What you have written? Is a narrative. And I’m sorry if you have a history of abuse, but if that’s the case, then you realise that constructing a narrative? Rather than talking through the truth? Is unhealthy and counterproductive (putting it mildly). The fluff you’ve added? Is really quite disturbing.

Asking a bunch of complete strangers to come up with alternative endings as some kind of “create your own adventure”? Is all kinds of unhealthy. Not to mention that it really doesn’t help (at all) in filling any holes in your memory about what factually happened that night, and seems to only serve to invoke the nightmares of both you and the audience here who, as I said, have lived experience of the nightmare version that you’ve not-too-subtly inferred to.

We do things that are pretty messed up sometimes, and if you have a history of abuse (that you know about)? That’s the part that needs healing. That’s the part that needs empathy, compassion, courage, time, support. And you will find that in spades here. For actual events.

But narratives? Create Your Own Adventure horror stories? That’s not healthy. It’s not helpful. Not for you and your reality, and not for the people coming to the site for real support with their realities.

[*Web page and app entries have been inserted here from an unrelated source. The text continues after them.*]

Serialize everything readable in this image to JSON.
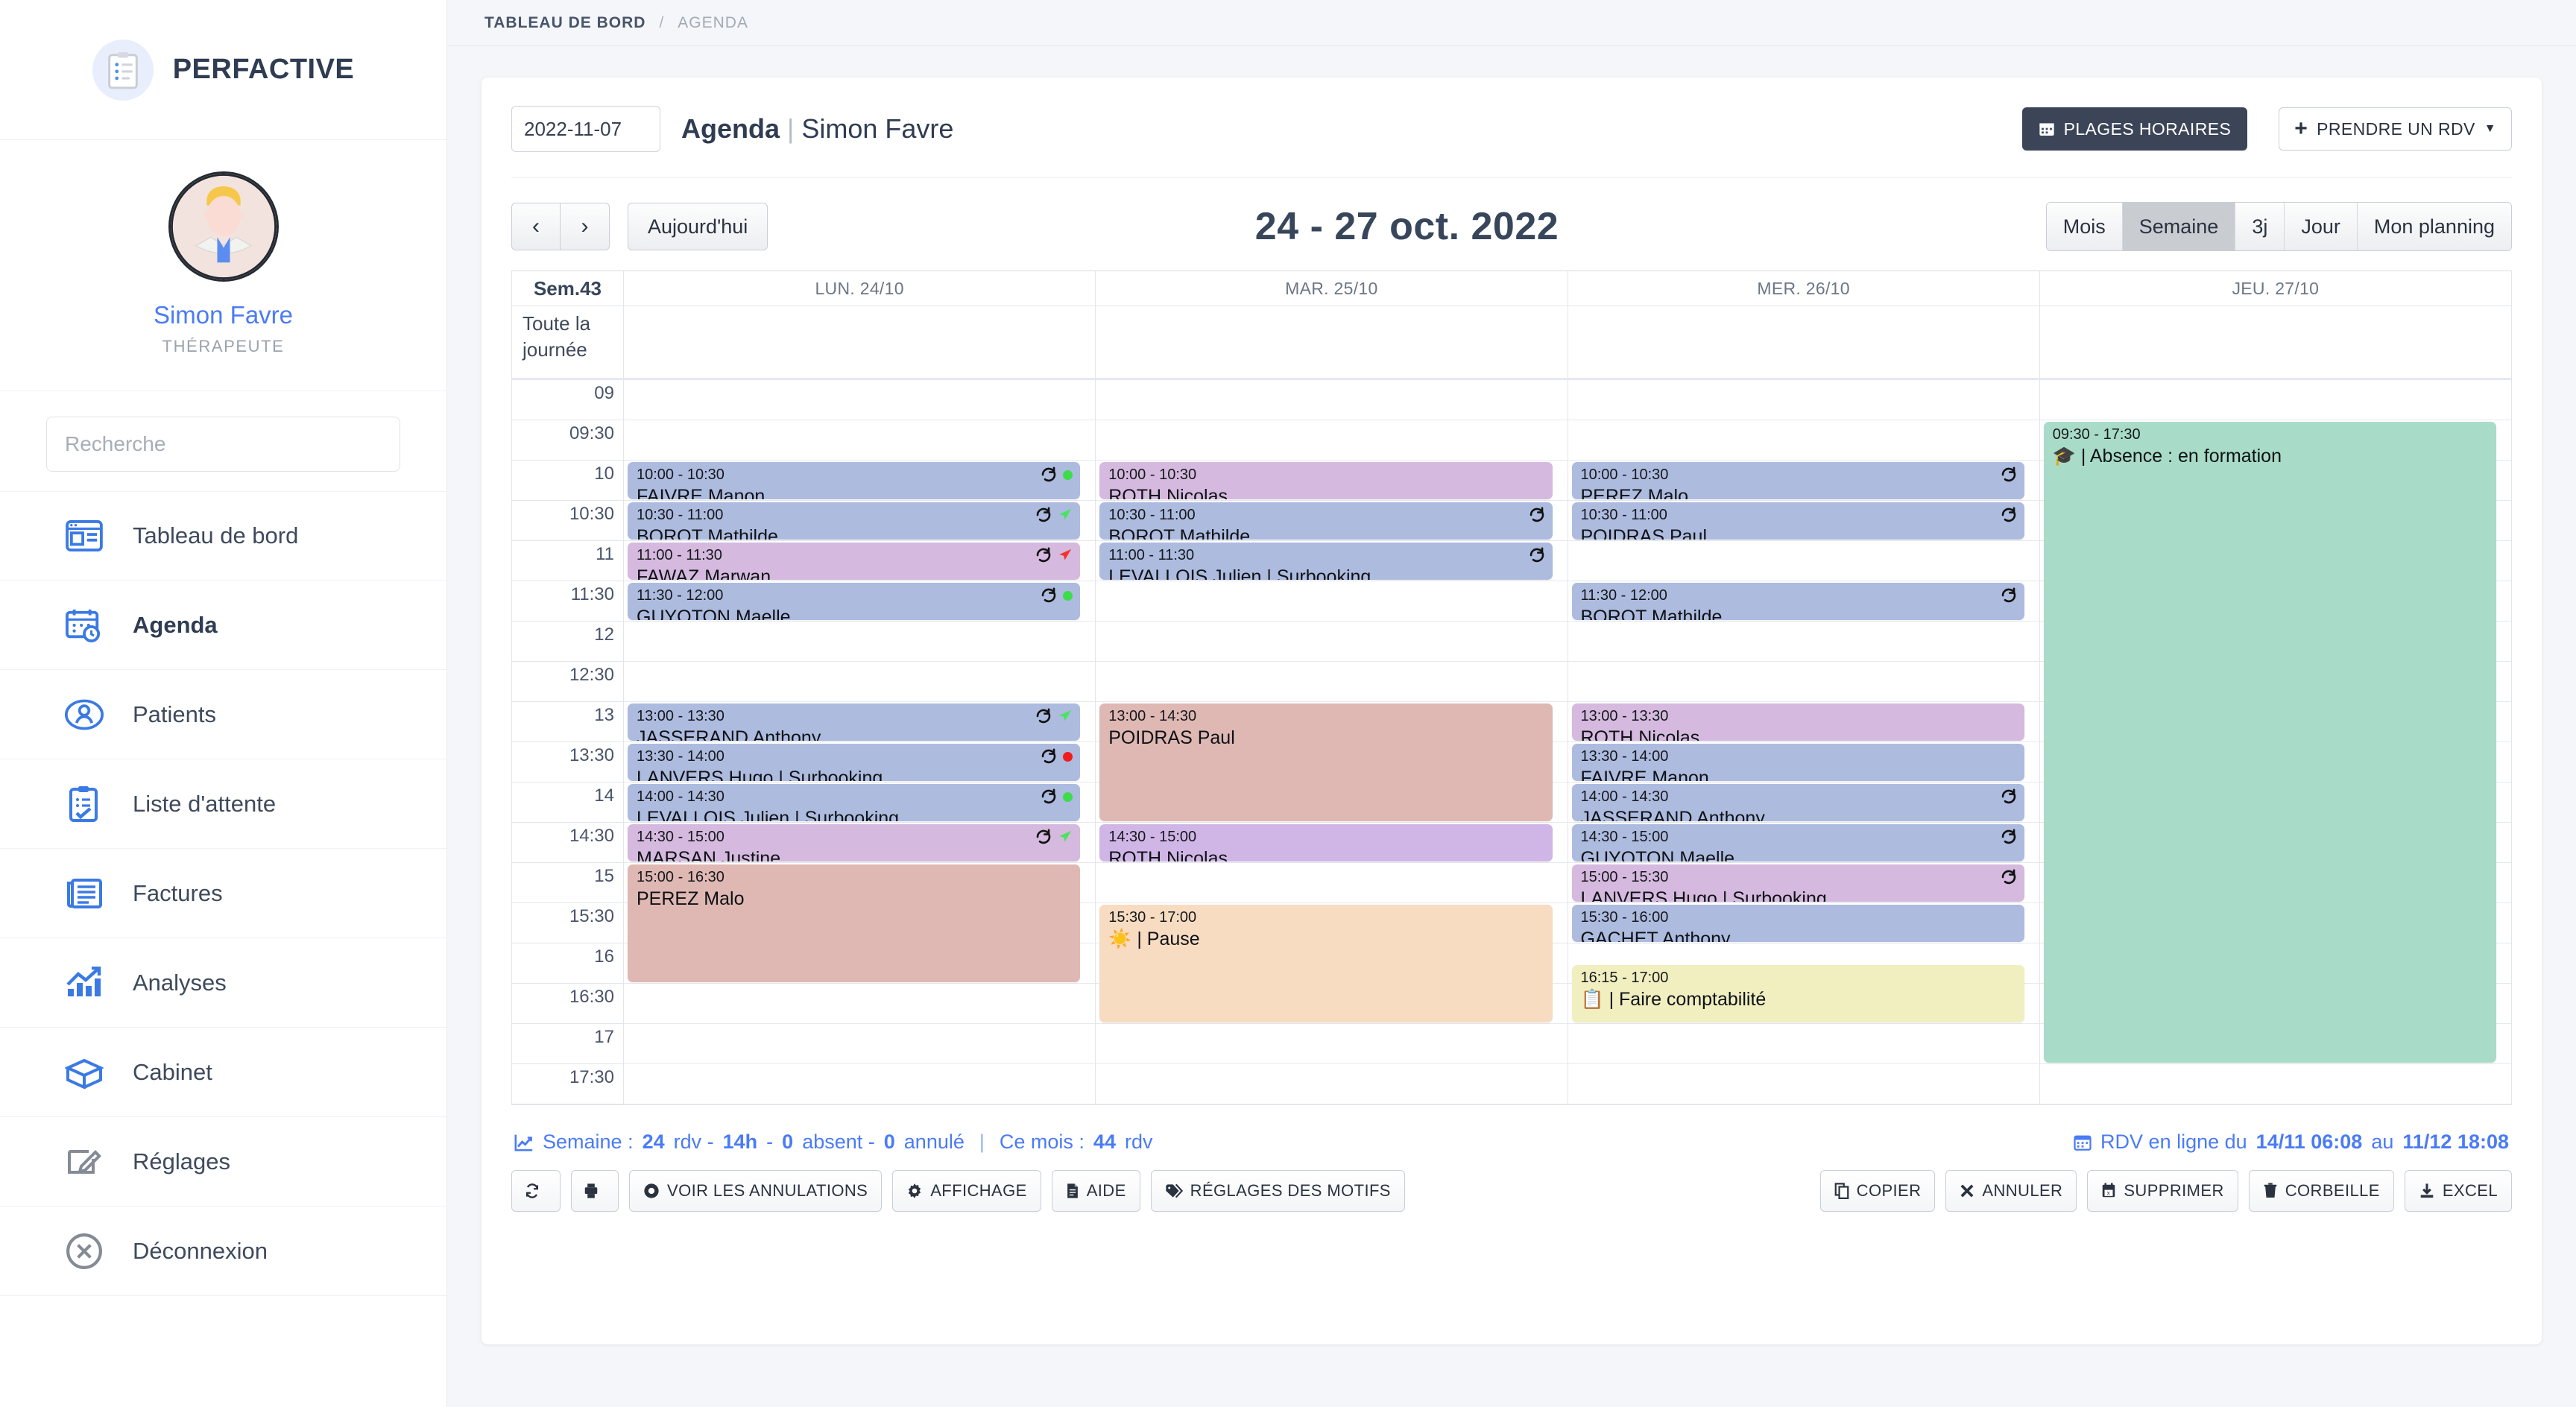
{
  "sidebar": {
    "brand": {
      "name": "PERFACTIVE",
      "icon": "clipboard-list-icon"
    },
    "profile": {
      "name": "Simon Favre",
      "role": "THÉRAPEUTE"
    },
    "search": {
      "placeholder": "Recherche",
      "value": ""
    },
    "items": [
      {
        "label": "Tableau de bord",
        "icon": "dashboard-icon",
        "active": false
      },
      {
        "label": "Agenda",
        "icon": "calendar-clock-icon",
        "active": true
      },
      {
        "label": "Patients",
        "icon": "patient-icon",
        "active": false
      },
      {
        "label": "Liste d'attente",
        "icon": "checklist-icon",
        "active": false
      },
      {
        "label": "Factures",
        "icon": "invoice-icon",
        "active": false
      },
      {
        "label": "Analyses",
        "icon": "bar-chart-icon",
        "active": false
      },
      {
        "label": "Cabinet",
        "icon": "box-icon",
        "active": false
      },
      {
        "label": "Réglages",
        "icon": "edit-square-icon",
        "active": false
      },
      {
        "label": "Déconnexion",
        "icon": "logout-circle-icon",
        "active": false
      }
    ]
  },
  "breadcrumb": {
    "root": "TABLEAU DE BORD",
    "sep": "/",
    "current": "AGENDA"
  },
  "header": {
    "date_value": "2022-11-07",
    "title_bold": "Agenda",
    "title_sep": "|",
    "title_rest": "Simon Favre",
    "plages_label": "PLAGES HORAIRES",
    "prendre_label": "PRENDRE UN RDV"
  },
  "toolbar": {
    "prev_label": "‹",
    "next_label": "›",
    "today_label": "Aujourd'hui",
    "range_title": "24 - 27 oct. 2022",
    "views": [
      {
        "label": "Mois",
        "active": false
      },
      {
        "label": "Semaine",
        "active": true
      },
      {
        "label": "3j",
        "active": false
      },
      {
        "label": "Jour",
        "active": false
      },
      {
        "label": "Mon planning",
        "active": false
      }
    ]
  },
  "calendar": {
    "week_label": "Sem.43",
    "allday_label": "Toute la journée",
    "days": [
      "LUN. 24/10",
      "MAR. 25/10",
      "MER. 26/10",
      "JEU. 27/10"
    ],
    "times": [
      "09",
      "09:30",
      "10",
      "10:30",
      "11",
      "11:30",
      "12",
      "12:30",
      "13",
      "13:30",
      "14",
      "14:30",
      "15",
      "15:30",
      "16",
      "16:30",
      "17",
      "17:30"
    ],
    "colors": {
      "blue": "#adbbdf",
      "purple": "#d5b9de",
      "purple_light": "#d0b6e6",
      "rose": "#dfb8b3",
      "peach": "#f7dcc2",
      "yellow": "#f1efc0",
      "mint": "#a8dcc8"
    },
    "events": [
      {
        "day": 0,
        "start": "10:00",
        "end": "10:30",
        "time": "10:00 - 10:30",
        "title": "FAIVRE Manon",
        "color": "blue",
        "icons": [
          "recur-icon",
          "green-dot"
        ]
      },
      {
        "day": 0,
        "start": "10:30",
        "end": "11:00",
        "time": "10:30 - 11:00",
        "title": "BOROT Mathilde",
        "color": "blue",
        "icons": [
          "recur-icon",
          "green-plane"
        ]
      },
      {
        "day": 0,
        "start": "11:00",
        "end": "11:30",
        "time": "11:00 - 11:30",
        "title": "FAWAZ Marwan",
        "color": "purple",
        "icons": [
          "recur-icon",
          "red-plane"
        ]
      },
      {
        "day": 0,
        "start": "11:30",
        "end": "12:00",
        "time": "11:30 - 12:00",
        "title": "GUYOTON Maelle",
        "color": "blue",
        "icons": [
          "recur-icon",
          "green-dot"
        ]
      },
      {
        "day": 0,
        "start": "13:00",
        "end": "13:30",
        "time": "13:00 - 13:30",
        "title": "JASSERAND Anthony",
        "color": "blue",
        "icons": [
          "recur-icon",
          "green-plane"
        ]
      },
      {
        "day": 0,
        "start": "13:30",
        "end": "14:00",
        "time": "13:30 - 14:00",
        "title": "LANVERS Hugo | Surbooking",
        "color": "blue",
        "icons": [
          "recur-icon",
          "red-dot"
        ]
      },
      {
        "day": 0,
        "start": "14:00",
        "end": "14:30",
        "time": "14:00 - 14:30",
        "title": "LEVALLOIS Julien | Surbooking",
        "color": "blue",
        "icons": [
          "recur-icon",
          "green-dot"
        ]
      },
      {
        "day": 0,
        "start": "14:30",
        "end": "15:00",
        "time": "14:30 - 15:00",
        "title": "MARSAN Justine",
        "color": "purple",
        "icons": [
          "recur-icon",
          "green-plane"
        ]
      },
      {
        "day": 0,
        "start": "15:00",
        "end": "16:30",
        "time": "15:00 - 16:30",
        "title": "PEREZ Malo",
        "color": "rose",
        "icons": []
      },
      {
        "day": 1,
        "start": "10:00",
        "end": "10:30",
        "time": "10:00 - 10:30",
        "title": "ROTH Nicolas",
        "color": "purple",
        "icons": []
      },
      {
        "day": 1,
        "start": "10:30",
        "end": "11:00",
        "time": "10:30 - 11:00",
        "title": "BOROT Mathilde",
        "color": "blue",
        "icons": [
          "recur-icon"
        ]
      },
      {
        "day": 1,
        "start": "11:00",
        "end": "11:30",
        "time": "11:00 - 11:30",
        "title": "LEVALLOIS Julien | Surbooking",
        "color": "blue",
        "icons": [
          "recur-icon"
        ]
      },
      {
        "day": 1,
        "start": "13:00",
        "end": "14:30",
        "time": "13:00 - 14:30",
        "title": "POIDRAS Paul",
        "color": "rose",
        "icons": []
      },
      {
        "day": 1,
        "start": "14:30",
        "end": "15:00",
        "time": "14:30 - 15:00",
        "title": "ROTH Nicolas",
        "color": "purple_light",
        "icons": []
      },
      {
        "day": 1,
        "start": "15:30",
        "end": "17:00",
        "time": "15:30 - 17:00",
        "title": "☀️ | Pause",
        "color": "peach",
        "icons": []
      },
      {
        "day": 2,
        "start": "10:00",
        "end": "10:30",
        "time": "10:00 - 10:30",
        "title": "PEREZ Malo",
        "color": "blue",
        "icons": [
          "recur-icon"
        ]
      },
      {
        "day": 2,
        "start": "10:30",
        "end": "11:00",
        "time": "10:30 - 11:00",
        "title": "POIDRAS Paul",
        "color": "blue",
        "icons": [
          "recur-icon"
        ]
      },
      {
        "day": 2,
        "start": "11:30",
        "end": "12:00",
        "time": "11:30 - 12:00",
        "title": "BOROT Mathilde",
        "color": "blue",
        "icons": [
          "recur-icon"
        ]
      },
      {
        "day": 2,
        "start": "13:00",
        "end": "13:30",
        "time": "13:00 - 13:30",
        "title": "ROTH Nicolas",
        "color": "purple",
        "icons": []
      },
      {
        "day": 2,
        "start": "13:30",
        "end": "14:00",
        "time": "13:30 - 14:00",
        "title": "FAIVRE Manon",
        "color": "blue",
        "icons": []
      },
      {
        "day": 2,
        "start": "14:00",
        "end": "14:30",
        "time": "14:00 - 14:30",
        "title": "JASSERAND Anthony",
        "color": "blue",
        "icons": [
          "recur-icon"
        ]
      },
      {
        "day": 2,
        "start": "14:30",
        "end": "15:00",
        "time": "14:30 - 15:00",
        "title": "GUYOTON Maelle",
        "color": "blue",
        "icons": [
          "recur-icon"
        ]
      },
      {
        "day": 2,
        "start": "15:00",
        "end": "15:30",
        "time": "15:00 - 15:30",
        "title": "LANVERS Hugo | Surbooking",
        "color": "purple",
        "icons": [
          "recur-icon"
        ]
      },
      {
        "day": 2,
        "start": "15:30",
        "end": "16:00",
        "time": "15:30 - 16:00",
        "title": "GACHET Anthony",
        "color": "blue",
        "icons": []
      },
      {
        "day": 2,
        "start": "16:15",
        "end": "17:00",
        "time": "16:15 - 17:00",
        "title": "📋 | Faire comptabilité",
        "color": "yellow",
        "icons": []
      },
      {
        "day": 3,
        "start": "09:30",
        "end": "17:30",
        "time": "09:30 - 17:30",
        "title": "🎓 | Absence : en formation",
        "color": "mint",
        "icons": []
      }
    ]
  },
  "footer": {
    "stats": {
      "icon": "chart-line-icon",
      "prefix": "Semaine : ",
      "rdv_count": "24",
      "rdv_word": " rdv - ",
      "hours": "14h",
      "dash1": " - ",
      "absent_count": "0",
      "absent_word": " absent - ",
      "cancel_count": "0",
      "cancel_word": " annulé ",
      "pipe": "|",
      "month_prefix": " Ce mois : ",
      "month_count": "44",
      "month_word": " rdv"
    },
    "online": {
      "icon": "calendar-icon",
      "prefix": "RDV en ligne du ",
      "from": "14/11 06:08",
      "mid": " au ",
      "to": "11/12 18:08"
    },
    "left_buttons": [
      {
        "label": "",
        "icon": "refresh-icon",
        "square": true
      },
      {
        "label": "",
        "icon": "printer-icon",
        "square": true
      },
      {
        "label": "VOIR LES ANNULATIONS",
        "icon": "eye-icon",
        "square": false
      },
      {
        "label": "AFFICHAGE",
        "icon": "gear-icon",
        "square": false
      },
      {
        "label": "AIDE",
        "icon": "doc-icon",
        "square": false
      },
      {
        "label": "RÉGLAGES DES MOTIFS",
        "icon": "tag-icon",
        "square": false
      }
    ],
    "right_buttons": [
      {
        "label": "COPIER",
        "icon": "copy-icon"
      },
      {
        "label": "ANNULER",
        "icon": "x-icon"
      },
      {
        "label": "SUPPRIMER",
        "icon": "calendar-x-icon"
      },
      {
        "label": "CORBEILLE",
        "icon": "trash-icon"
      },
      {
        "label": "EXCEL",
        "icon": "download-icon"
      }
    ]
  }
}
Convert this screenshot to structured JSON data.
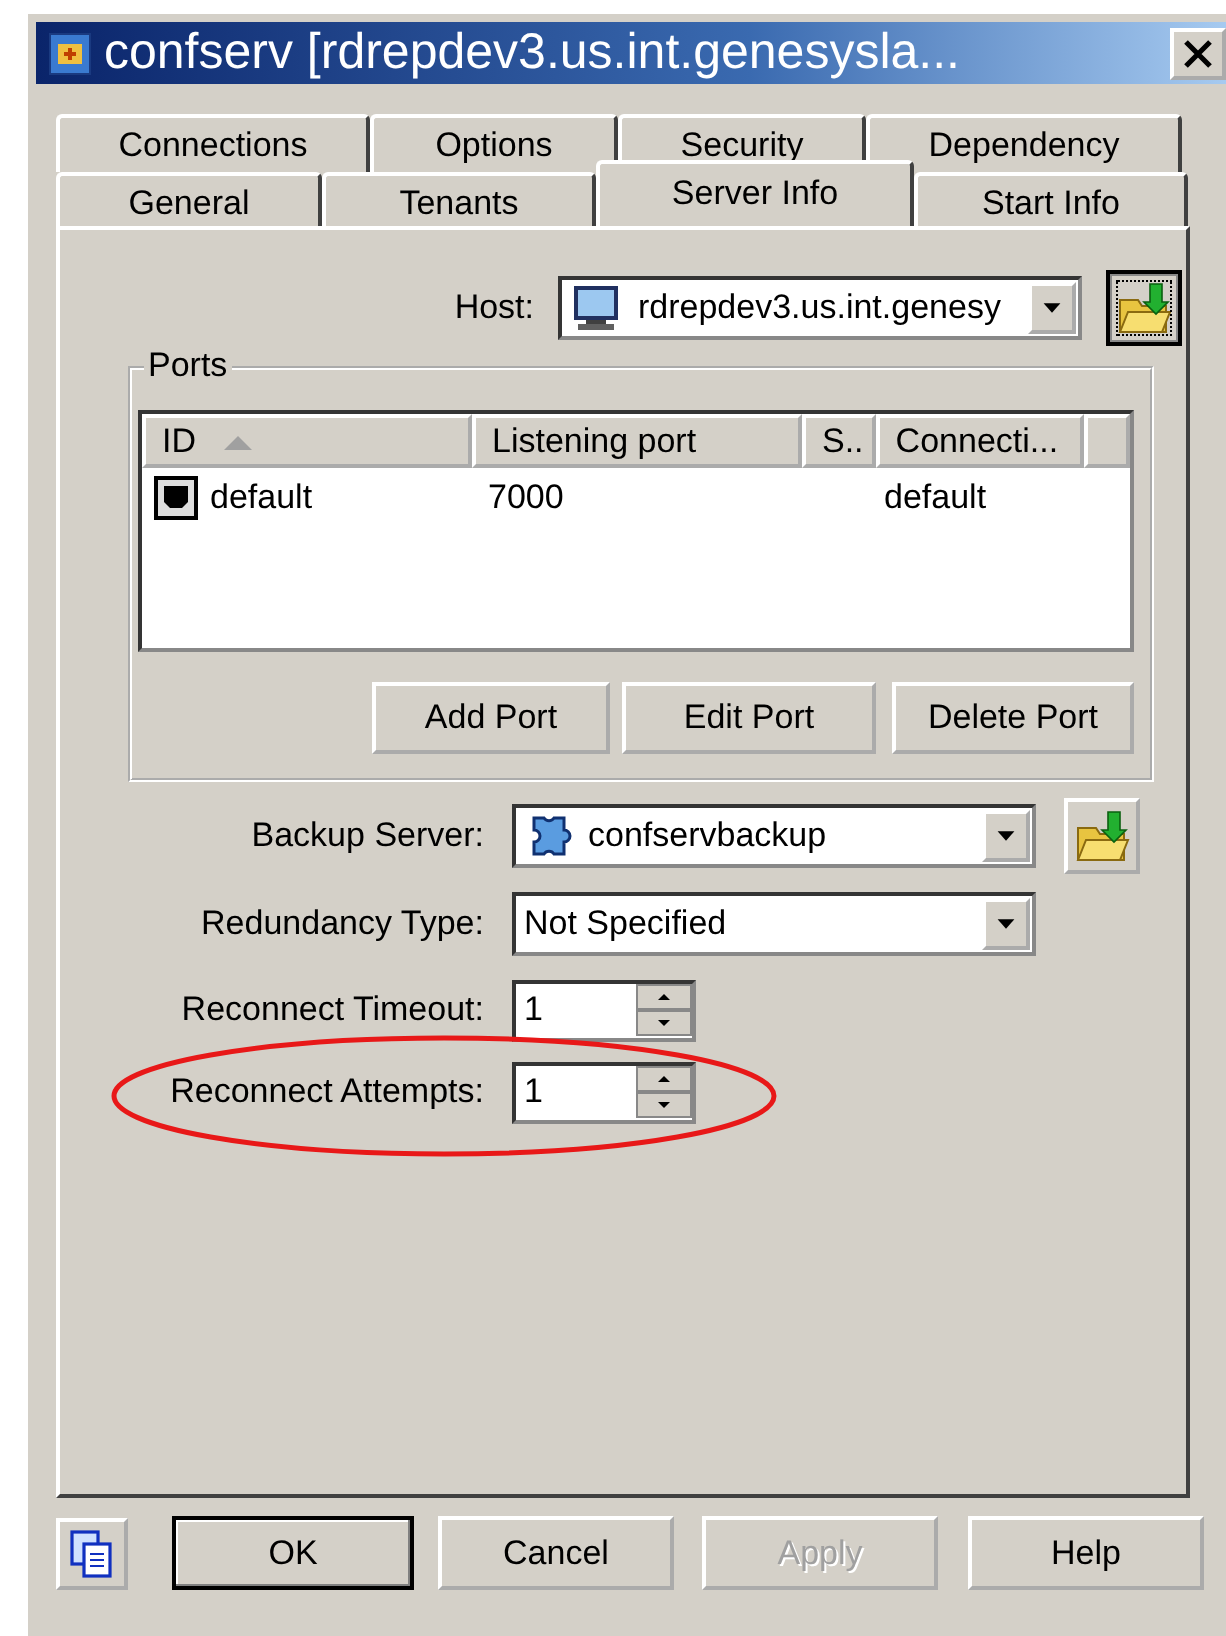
{
  "window": {
    "title": "confserv [rdrepdev3.us.int.genesysla..."
  },
  "tab_rows": [
    {
      "tabs": [
        {
          "label": "Connections",
          "selected": false
        },
        {
          "label": "Options",
          "selected": false
        },
        {
          "label": "Security",
          "selected": false
        },
        {
          "label": "Dependency",
          "selected": false
        }
      ]
    },
    {
      "tabs": [
        {
          "label": "General",
          "selected": false
        },
        {
          "label": "Tenants",
          "selected": false
        },
        {
          "label": "Server Info",
          "selected": true
        },
        {
          "label": "Start Info",
          "selected": false
        }
      ]
    }
  ],
  "host": {
    "label": "Host:",
    "value": "rdrepdev3.us.int.genesy"
  },
  "ports": {
    "title": "Ports",
    "columns": [
      {
        "label": "ID",
        "sorted": true
      },
      {
        "label": "Listening port",
        "sorted": false
      },
      {
        "label": "S..",
        "sorted": false
      },
      {
        "label": "Connecti...",
        "sorted": false
      }
    ],
    "rows": [
      {
        "column_1": "default",
        "column_2": "7000",
        "column_4": "default"
      }
    ],
    "buttons": [
      {
        "label": "Add Port"
      },
      {
        "label": "Edit Port"
      },
      {
        "label": "Delete Port"
      }
    ]
  },
  "fields": [
    {
      "kind": "combo",
      "label": "Backup Server:",
      "value": "confservbackup",
      "browse": true,
      "highlighted": false
    },
    {
      "kind": "combo",
      "label": "Redundancy Type:",
      "value": "Not Specified",
      "browse": false,
      "highlighted": false
    },
    {
      "kind": "spin",
      "label": "Reconnect Timeout:",
      "value": "1",
      "highlighted": false
    },
    {
      "kind": "spin",
      "label": "Reconnect Attempts:",
      "value": "1",
      "highlighted": true
    }
  ],
  "buttons": [
    {
      "label": "OK",
      "default": true,
      "disabled": false
    },
    {
      "label": "Cancel",
      "default": false,
      "disabled": false
    },
    {
      "label": "Apply",
      "default": false,
      "disabled": true
    },
    {
      "label": "Help",
      "default": false,
      "disabled": false
    }
  ]
}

If you can, try and ditch the narrative. We support real people here, fiction is best saved for different forums.
 
Ok, lets go to when you got home. Were your clothes in disarray, were you sore or feeling as if something sexual happened without your permission? How did you feel the next few days... Did you ever babysit for the woman again?
Something is telling you something happened... can you describe how that feels to you??
Lets try to go with what you do remember, or remember thinking and feeling... No way could we know what happened.... lots of questions I know, just trying to help you find your own answer.
 
@Ragdoll Circus , what fluff have I added? My "mother" and her husband weren't concerned because they were on drugs, were constantly bringing addicts and dealers into the house. What I've written here is the truth. I don't understand your bit about a narrative. I know that I repress things quite easily. I repressed my youngest sister's entire existence for a whole year after she was taken away by her father. Then when I remembered that I had a sister, I couldn't remember what she looked like. So any gap in my memory, especially one involving such creepy circumstances, is troubling to me.

@ladee , I do not remember at all how I felt walking into my house other than betrayed, like my mother had sold me out and put me in danger for $20 that was never given anyway. I just remember going through the door and her asking about money. I assume i just went to bed because it was late but i don't specifically remember anything after walking in. I never saw the nurse again, nor had I ever seen her before that day. She was not a friend of my mother's; she was a drug addict whose path happened to cross hers.
 
I fail to see how asking people, generally who are reliant to what you share and can not affirm or deny anything you say, what they think happened is useful. Agree with Suzetig & Ragdoll.

What does your therapist say?

Memories can become fun house mirrors... your opening post is loaded with all manner of impressions and it's a detriment to you if a bunch of people on a forum try to tease it all out. Consult your professional.